Moderne Architektur auf Sylt hat Seltenheitswert. Der Neubau des Luxushotels Budersand von dko Architek­ten an der südlichen Inselspitze beweist, dass Natur­verbundenheit auch ohne Reet und Ziegel möglich ist.

„Beim Einchecken das Meer sehen.“ Das wünschte sich Claudia Ebert. Die Bauherrin verfolgt seit 2004 zusammen mit ihrem Sohn das ambitionierte Projekt Hotel Budersand Golf & Spa an der Südspitze Sylts. Zunächst wurde der Großteil des 70 ha umfassenden ehemaligen Kasernengeländes in einen Golfplatz mit Golfclub umgewandelt. Dann folgte das Luxushotel mit 79 Zimmern und Suiten am Südrand des Golfplatzes. Es wurde im Mai dieses Jahres eröffnet. Für das Projekt initiierten die beiden einen Wettbewerb, an dem vier Büros teilnahmen. Die Architekten Dierks, Kunze, Oevermann – kurz dko – konnten den Wettbewerb für sich entscheiden.

Konzept und Gestalt

„Es war nicht so einfach, 14 500 m² Geschossfläche in die Dünenlandschaft zu integrieren und dabei die vielfältigen Anforderungen an ein Hotel sinnvoll zu organisieren“, erklärt Patrik Dierks beim Rundgang durch den Hotelkomplex. „Dazu kam, dass das Grundstück nur die Erschließung von einer Seite möglich machte. Das heißt: Haupteingang, Anlieferung, Vorfahrt und Parkplatz sowie den Übergang vom Hotel zum Golfplatz mussten wir dort unterbringen.“ Die Architekten entschieden sich dafür, das komplexe Raumprogramm um vier Lichthöfe zu organisieren. Sie schufen zwei verschiedene Welten, eine
„öffentliche“ im Erdgeschoss sowie eine „private“ mit den Zimmern und Suiten in den Obergeschossen.

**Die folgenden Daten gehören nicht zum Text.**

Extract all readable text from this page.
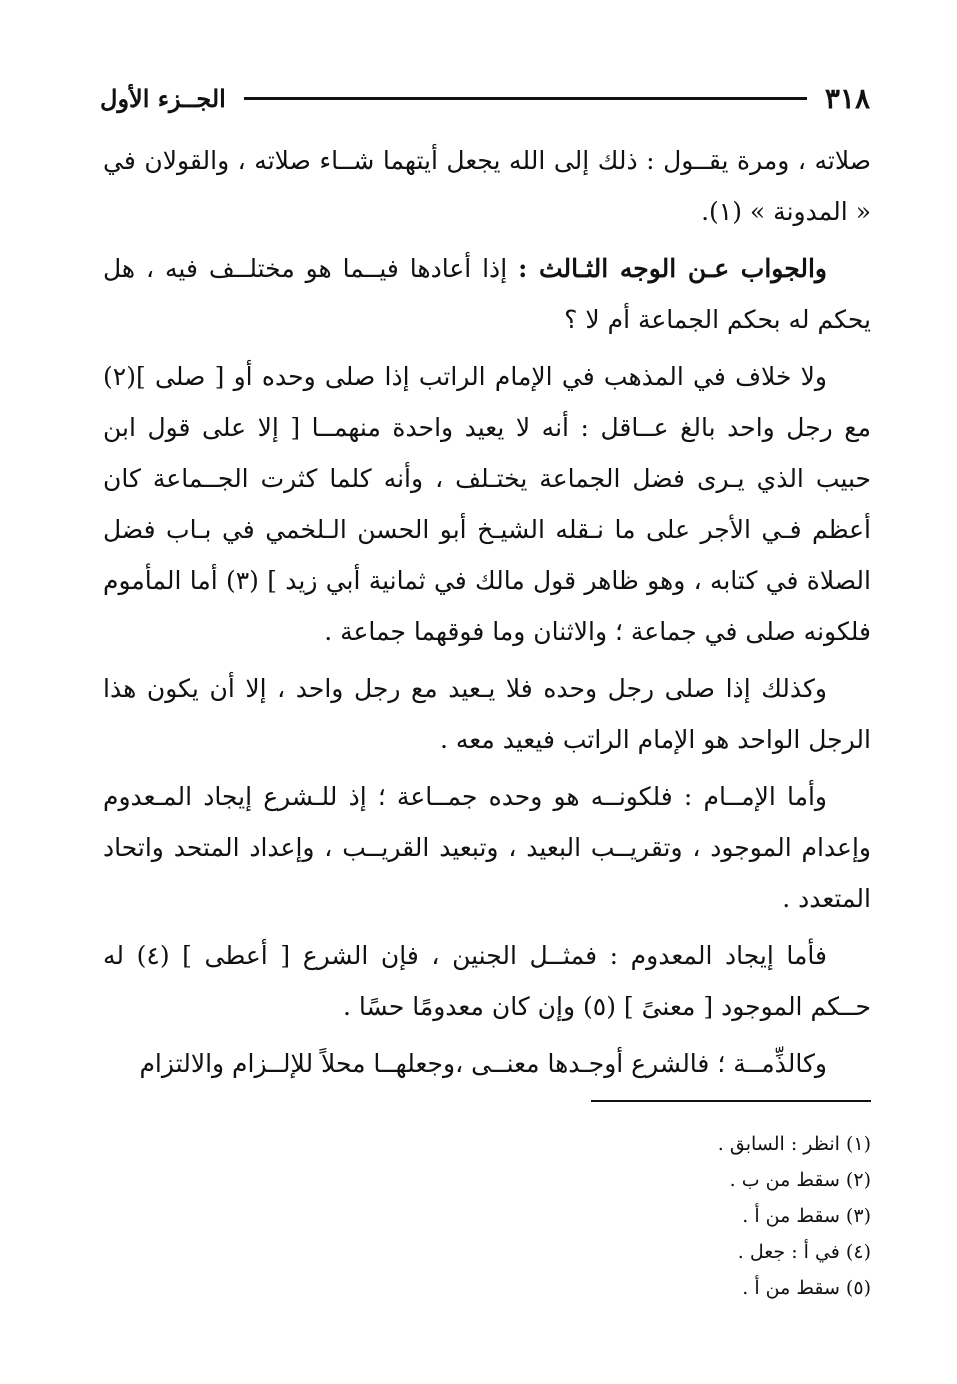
٣١٨
الجــزء الأول

صلاته ، ومرة يقــول : ذلك إلى الله يجعل أيتهما شــاء صلاته ، والقولان في « المدونة » (١).

والجواب عـن الوجه الثـالث : إذا أعادها فيــما هو مختلــف فيه ، هل يحكم له بحكم الجماعة أم لا ؟

ولا خلاف في المذهب في الإمام الراتب إذا صلى وحده أو [ صلى ](٢) مع رجل واحد بالغ عــاقل : أنه لا يعيد واحدة منهمــا [ إلا على قول ابن حبيب الذي يـرى فضل الجماعة يختـلف ، وأنه كلما كثرت الجــماعة كان أعظم فـي الأجر على ما نـقله الشيـخ أبو الحسن الـلخمي في بـاب فضل الصلاة في كتابه ، وهو ظاهر قول مالك في ثمانية أبي زيد ] (٣) أما المأموم فلكونه صلى في جماعة ؛ والاثنان وما فوقهما جماعة .

وكذلك إذا صلى رجل وحده فلا يـعيد مع رجل واحد ، إلا أن يكون هذا الرجل الواحد هو الإمام الراتب فيعيد معه .

وأما الإمــام : فلكونــه هو وحده جمــاعة ؛ إذ للـشرع إيجاد المـعدوم وإعدام الموجود ، وتقريــب البعيد ، وتبعيد القريــب ، وإعداد المتحد واتحاد المتعدد .

فأما إيجاد المعدوم : فمثــل الجنين ، فإن الشرع [ أعطى ] (٤) له حــكم الموجود [ معنىً ] (٥) وإن كان معدومًا حسًا .

وكالذِّمــة ؛ فالشرع أوجـدها معنــى ،وجعلهــا محلاً للإلــزام والالتزام

(١) انظر : السابق .
(٢) سقط من ب .
(٣) سقط من أ .
(٤) في أ : جعل .
(٥) سقط من أ .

Das Erdgeschoss wächst aus der Dünnenlandschaft heraus. Da­rüber liegen vier Baukörper, die die Zimmeranzahl in einzelne Wohneinheiten unterteilen. Sie werden über Brücken und Dachterrassen miteinander verbunden. Ein Holzlamellenschirm aus Western Red Cedar bringt die Einheiten optisch zusammen. „Wir haben lange überlegt, welches Holz wir nehmen sollen“, sagt Architekt Dierks. „Diese amerikanische Holzart ist sehr widerstandsfähig und eignet sich besonders gut für den Seewasserbereich. Mit der Zeit ver­wittert das Holz zu einem Silbergrau.“ Die unregelmäßige Lamellenstruktur wirft ein ständig wechselndes Licht- und Schattenspiel auf die weiß verputzten Kuben.

Obwohl im Erdgeschoss Tiefgarageneinfahrt, Anlieferung und Haupteingang unmittelbar nebeneinander liegen, spüren die Besucher nichts davon. Denn außer dem verglasten Hoteleingang, verschwindet alles hinter einer rostroten Fassade. Damit die Durchlüftung der Garage gewährleistet ist, entwarfen die Planer die Garagentore als Schiebelemente aus Stahlrahmen, die mit einem luftdurchlässigen, ebenfalls rostroten Weidengeflecht ausgefacht sind.

Das Gebäude liegt 80 cm höher als das höchste je gemessene Hochwasser. Im Falle einer Sturmflut wird der Hotelkomplex mit einem mobilen System-Flutschutz gesichert. Zur Verankerung des reversiblen Systems aus gekanteten Metallelementen sind in einem Abstand zum Gebäude Hülsen in den Boden eingelassen.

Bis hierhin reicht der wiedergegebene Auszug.